Per prima cosa, elimina con le mani le foglie esterne più grandi, in modo che il gambo sia pulito.

Posiziona quindi il broccolo su un tagliere e con un coltello ben affilato privalo del gambo centrale. A questo punto avrai una sorta di mazzo composto di piccole cime: con il coltello taglia ogni cima dalla base così da dividerle senza romperle. Una volta separate tutte le cimette, i broccoli sono pronti per essere cucinati.

Come mangiare i broccoli: cottura e ricette 

Crudi, al vapore, fritti in pastella, al forno gratinati o semplicemente saltati in padella, i modi per gustare i broccoli sono tantissimi così come le ricette più golose.

Odore a parte, il gusto dei broccoli si rivela più delicato rispetto ad altre verdure, pertanto è adatto ad accompagnare sia i secondi di pesce che di carne, si presta come condimento dei primi piatti e può essere cucinato anche come snack da aperitivo.

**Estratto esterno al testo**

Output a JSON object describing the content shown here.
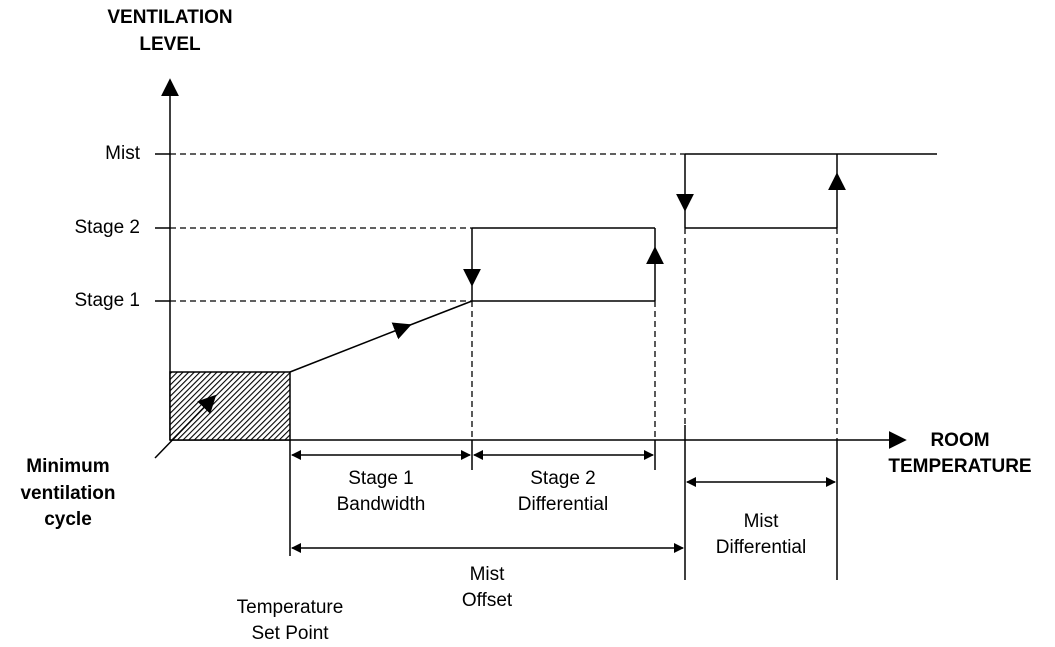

Di questa verdura si tende a consumare solo le foglie e le infiorescenze non mature (ovvero quando sono ancora di colore verde scuro), mentre il gambo più duro viene buttato. In molti però sottovalutano che è proprio quest’ultima la parte che contiene più proprietà ed è commestibile esattamente come le altre.

Per gustarlo al meglio e fare il pieno di nutrienti, l’ideale sarebbe consumarlo crudo, condito con un filo d’olio e succo di limone, o al massimo cotto al vapore per renderlo più tenero.

La cottura al vapore, rispetto alla bollitura o alla frittura ad esempio, è la migliore per assumere tutte le sue proprietà nutrizionali e mantenere basso l’apporto calorico. Si tratta infatti dell’unico metodo di cottura che non altera eccessivamente la composizione nutrizionale del broccolo perché non prevede temperature alte che ne distruggono le proprietà.

Parlando di ricette, invece, ne esistono alcune che permettono anche ai bambini di apprezzare questo alimento. Tra le più gustose suggeriamo quella delle polpette di broccoli e pesce azzurro (ad esempio il filetto di merluzzo) e le chips di broccolo al forno, da consumare come alternativa sana alle patatine.